The structural tailwinds for small blocks remain intact. AWS, Azure, and their peers charging for IPv4 address allocation on their platforms creates ongoing incentive for businesses to purchase addresses in the secondary market and bring them to the cloud via BYOIP programs. That demand is price-sensitive but structural, it does not go away as long as cloud providers charge for IPv4 usage. Additionally, leasing rates for small blocks have remained remarkably stable throughout the purchase-price correction, hovering in a $0.38-$0.50 per IP per month range across most RIPE and ARIN blocks. The persistence of lease rates above equivalent sale-price yields creates a floor for purchase prices at the small-block end of the market that does not exist in the same way for large blocks.
The IPv4 secondary market has completed one of its most dramatic repricing cycles on record. Large blocks fell more than 60% from early-2025 levels to their late-year lows. Small blocks held comparatively firm, producing a spread between large and small block pricing that was historically extreme and operationally significant for anyone thinking about buy-sell strategy. As of mid-2026, the market appears to have found its floor, and the early data suggests a measured recovery is underway.
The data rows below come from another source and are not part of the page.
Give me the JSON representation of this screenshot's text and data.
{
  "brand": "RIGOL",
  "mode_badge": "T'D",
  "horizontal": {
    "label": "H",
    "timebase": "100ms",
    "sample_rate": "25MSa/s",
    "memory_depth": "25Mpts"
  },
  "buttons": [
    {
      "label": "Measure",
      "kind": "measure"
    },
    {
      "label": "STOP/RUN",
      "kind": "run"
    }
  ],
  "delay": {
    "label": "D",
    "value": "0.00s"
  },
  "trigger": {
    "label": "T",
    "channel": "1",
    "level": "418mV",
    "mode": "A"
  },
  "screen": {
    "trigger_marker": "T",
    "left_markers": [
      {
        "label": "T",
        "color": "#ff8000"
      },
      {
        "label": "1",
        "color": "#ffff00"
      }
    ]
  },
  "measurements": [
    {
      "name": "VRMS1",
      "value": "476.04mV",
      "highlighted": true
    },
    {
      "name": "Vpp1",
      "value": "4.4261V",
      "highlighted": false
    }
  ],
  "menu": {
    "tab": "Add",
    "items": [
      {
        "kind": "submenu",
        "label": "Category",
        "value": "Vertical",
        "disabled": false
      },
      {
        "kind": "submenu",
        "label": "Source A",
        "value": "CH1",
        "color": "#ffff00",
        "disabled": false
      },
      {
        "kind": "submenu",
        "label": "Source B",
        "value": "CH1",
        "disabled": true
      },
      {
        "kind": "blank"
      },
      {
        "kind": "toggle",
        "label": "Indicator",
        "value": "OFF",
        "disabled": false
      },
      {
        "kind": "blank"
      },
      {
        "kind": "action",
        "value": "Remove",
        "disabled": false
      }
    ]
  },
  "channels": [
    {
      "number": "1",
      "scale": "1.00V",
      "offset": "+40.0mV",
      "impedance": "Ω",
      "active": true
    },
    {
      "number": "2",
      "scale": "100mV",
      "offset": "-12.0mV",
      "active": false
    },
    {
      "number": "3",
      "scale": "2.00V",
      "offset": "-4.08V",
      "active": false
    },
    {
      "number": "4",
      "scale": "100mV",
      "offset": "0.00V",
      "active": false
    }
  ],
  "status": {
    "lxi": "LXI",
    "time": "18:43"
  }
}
For 2026, we expect large blocks to recover gradually from current levels, reaching $15-$22 per address by year-end; medium blocks to trade in the $18-$30 range depending on size; and small blocks to hold firm in the $28-$40 range with modest upward pressure. For 2027, the base case is continued gradual convergence, a market that looks more like its long-run equilibrium than the extremes of either 2022 or late 2025, with a 30-50% premium for small blocks over large blocks. The upside scenario, driven by AI infrastructure demand or hyperscale re-entry, could accelerate that recovery meaningfully.
Markets repeat themselves. This one has moved through cycles of divergence and convergence more than once, and the current cycle is no exception. Those who read the data clearly and act on it tend to fare better than those who wait for certainty the market is never going to provide.
Pricing data and market commentary are drawn from IPv4.Global Marketplace. IPv4.Global’s third-party analysis published by CircleID, IPXO, i.Lease, and independent market observers. Historical pricing data is available at the Marketplace. This analysis represents market observations and informed projections, not investment or legal advice. Individual transaction prices vary materially based on block size, registry, reputation history, and negotiation.